South Korea's top automaker plans to launch a revamped version of its best-selling compact car Elantra in August and the Azera sedan later this year.
The launch of new models will only have a limited effect in the short term, and we cannot see it as a solution for worsening demand, said Jung Sangjin, an asset manager at Dongbu Securities in Seoul.
Nissan, held 43 percent by France's Renault SA , has outperformed the industry's growth especially in China, the world's biggest market, so far this year thanks to a model line-up more suited to local tastes.
Nissan is also aiming to boost its global market share this year with sales growth of about 8 percent to 3.8 million units, driven by the revamped Micra/March subcompact, Juke crossover, and other new models including the much-hyped Leaf electric car.
First-quarter results for Nissan are good and our recovery is vigorous and ahead of schedule, CEO Carlos Ghosn said in a statement. Despite uncertainty surrounding the ongoing global economic recovery, raw material costs and exchange rate volatility, we are confident to achieve our 2010/11 forecast.

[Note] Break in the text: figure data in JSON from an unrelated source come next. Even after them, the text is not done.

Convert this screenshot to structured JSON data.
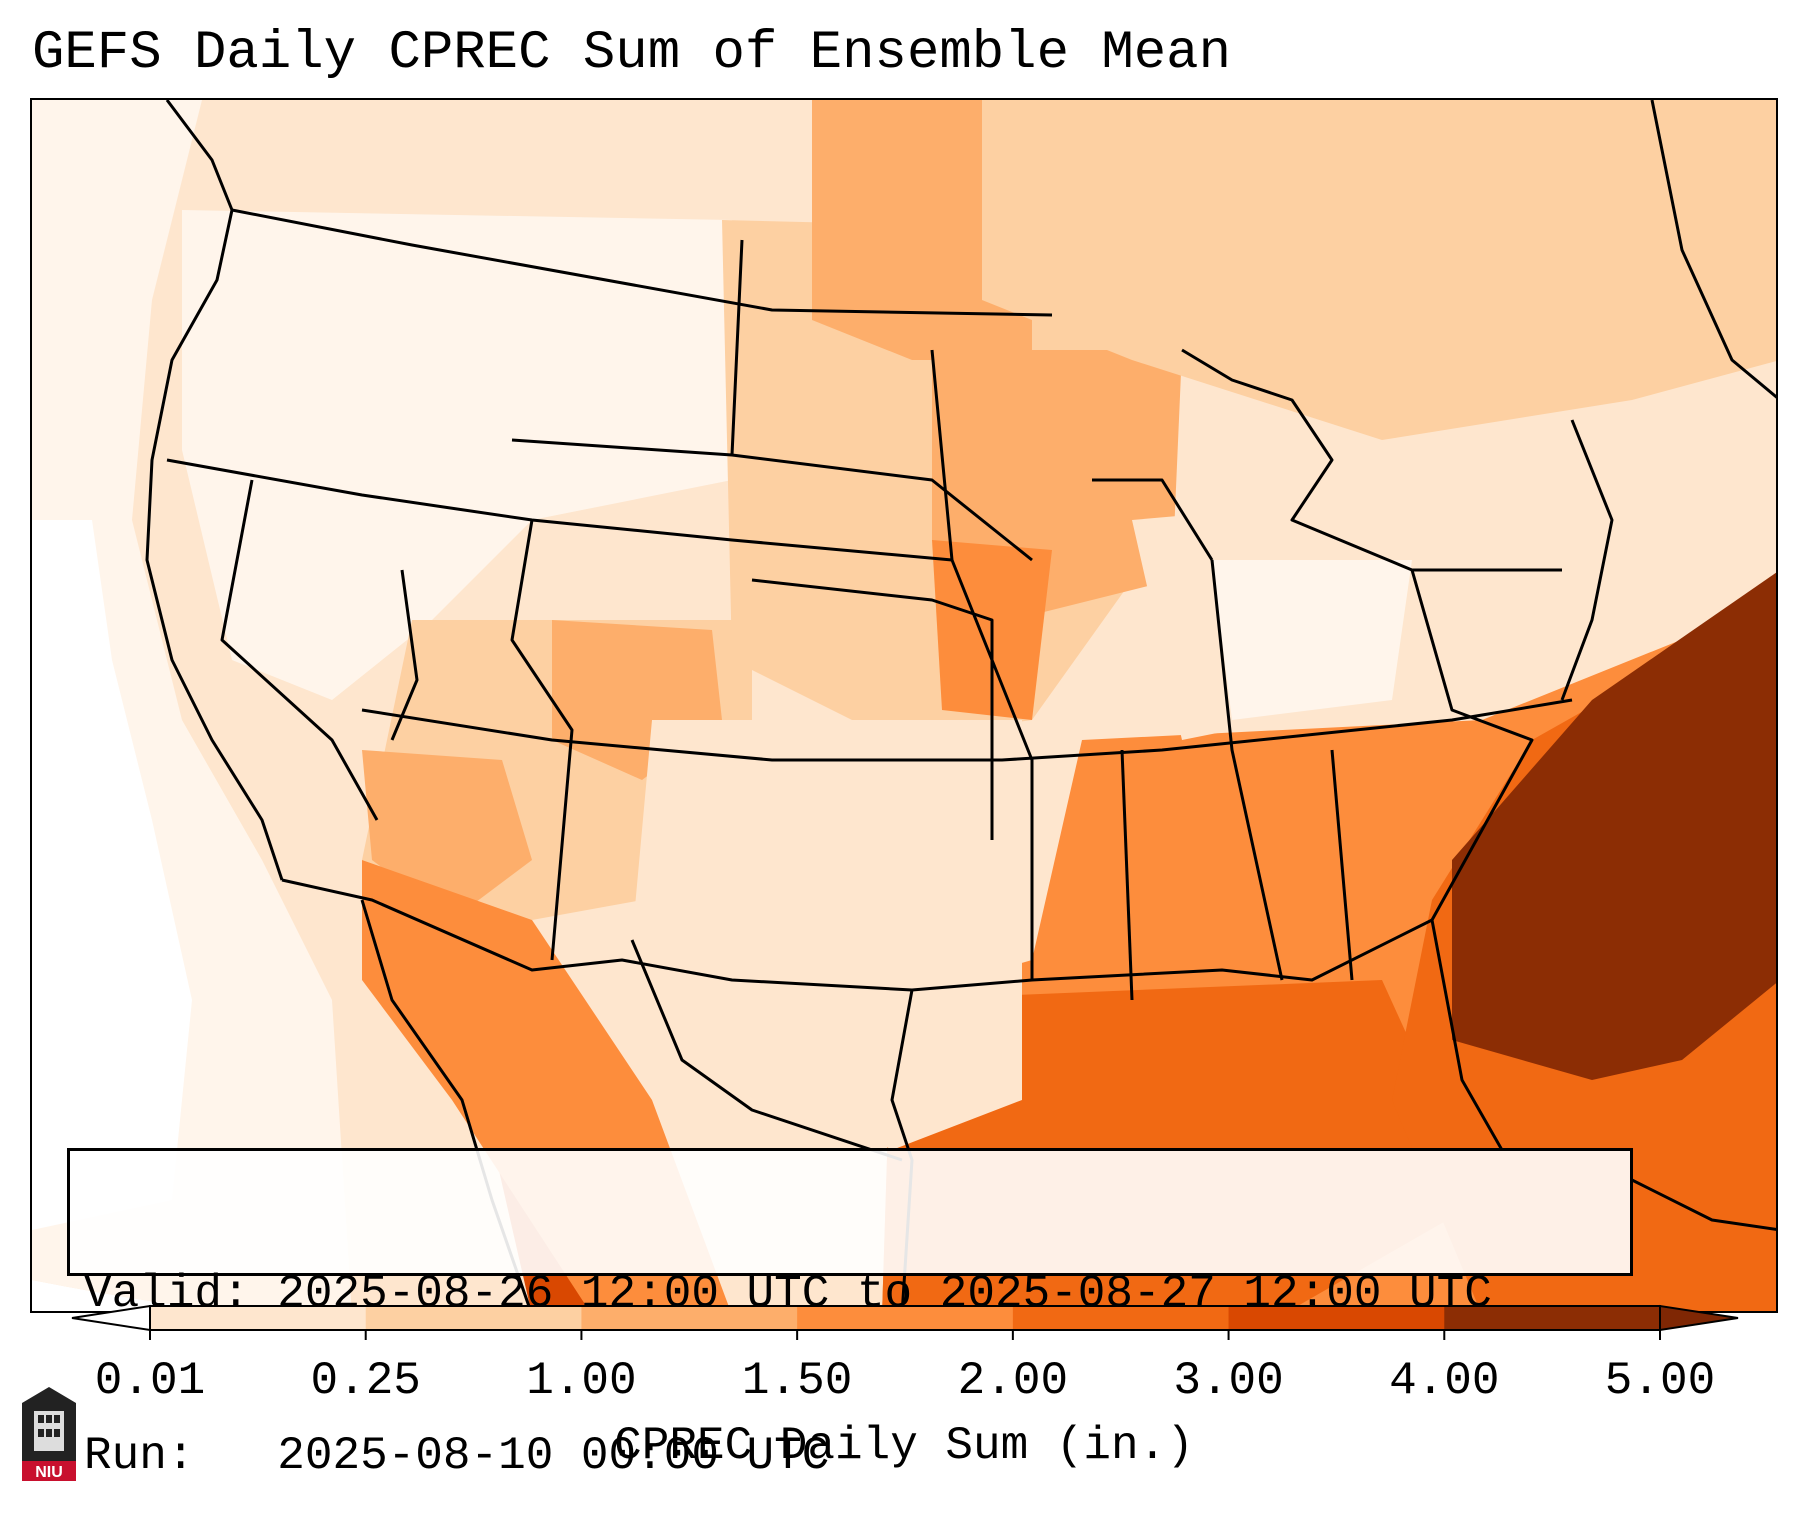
{
  "title": "GEFS Daily CPREC Sum of Ensemble Mean",
  "info": {
    "valid_label": "Valid:",
    "valid_text": "2025-08-26 12:00 UTC to 2025-08-27 12:00 UTC",
    "run_label": "Run:",
    "run_text": "2025-08-10 00:00 UTC"
  },
  "colorbar": {
    "label": "CPREC Daily Sum (in.)",
    "ticks": [
      "0.01",
      "0.25",
      "1.00",
      "1.50",
      "2.00",
      "3.00",
      "4.00",
      "5.00"
    ],
    "colors": [
      "#fff5eb",
      "#fee6ce",
      "#fdd0a2",
      "#fdae6b",
      "#fd8d3c",
      "#f16913",
      "#d94801",
      "#8c2d04"
    ],
    "under_color": "#ffffff",
    "over_color": "#7f2704"
  },
  "logo": {
    "text": "NIU",
    "icon": "niu-logo-icon",
    "color": "#c8102e"
  },
  "icons": {
    "map": "precipitation-map-icon"
  }
}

Nissan shares, down about 15 percent this year, closed up 1.8 percent before the results, while shares of Hyundai fell over 2 percent at one point and closed down 0.7 percent.
Since the beginning of the year, Hyundai shares have risen about 20 percent, versus a 5 percent gain in the wider market.
After a series of bullish earnings, market focus now is whether the second quarter might have been the peak, Oh Hyun-Seok, a market analyst at Samsung Securities in Seoul, said of Hyundai's earnings.
Under Chief Executive and Chairman Chung Mong-Koo, Hyundai was one of the rare winners in the global financial crisis, winning market share with its lineup of cheap, cleverly marketed cars and SUVs.
Both Nissan and Hyundai have done well in China, but the economy there is slowing and industry sales growth is falling. Other big markets are also struggling.
Global car sales in the second half are seen slowing slightly from the first half due to fiscal crises in some European countries, the end of governments' incentives on new car purchases and higher interest rates, Hyundai executive Vice President Lee Won-hee told investors.
Hyundai reported a 71 percent rise in net profit to 1.39 trillion won ($1.17 billion) in the second quarter, compared with a consensus estimate of 1.1 trillion won. Quarterly operating profit was a record 863.3 billion won, beating forecasts.
Nissan confirmed it expects operating profit to grow 12 percent to 350 billion yen ($4 billion) in the year to March, lower than the consensus forecast of 401 billion yen in a survey of 22 analysts by Thomson Reuters I/B/E/S.
April-June operating profit rose to 167.9 billion yen from 11.6 billion yen a year ago and beating the average 124.7 billion yen estimated by six analysts surveyed by Reuters.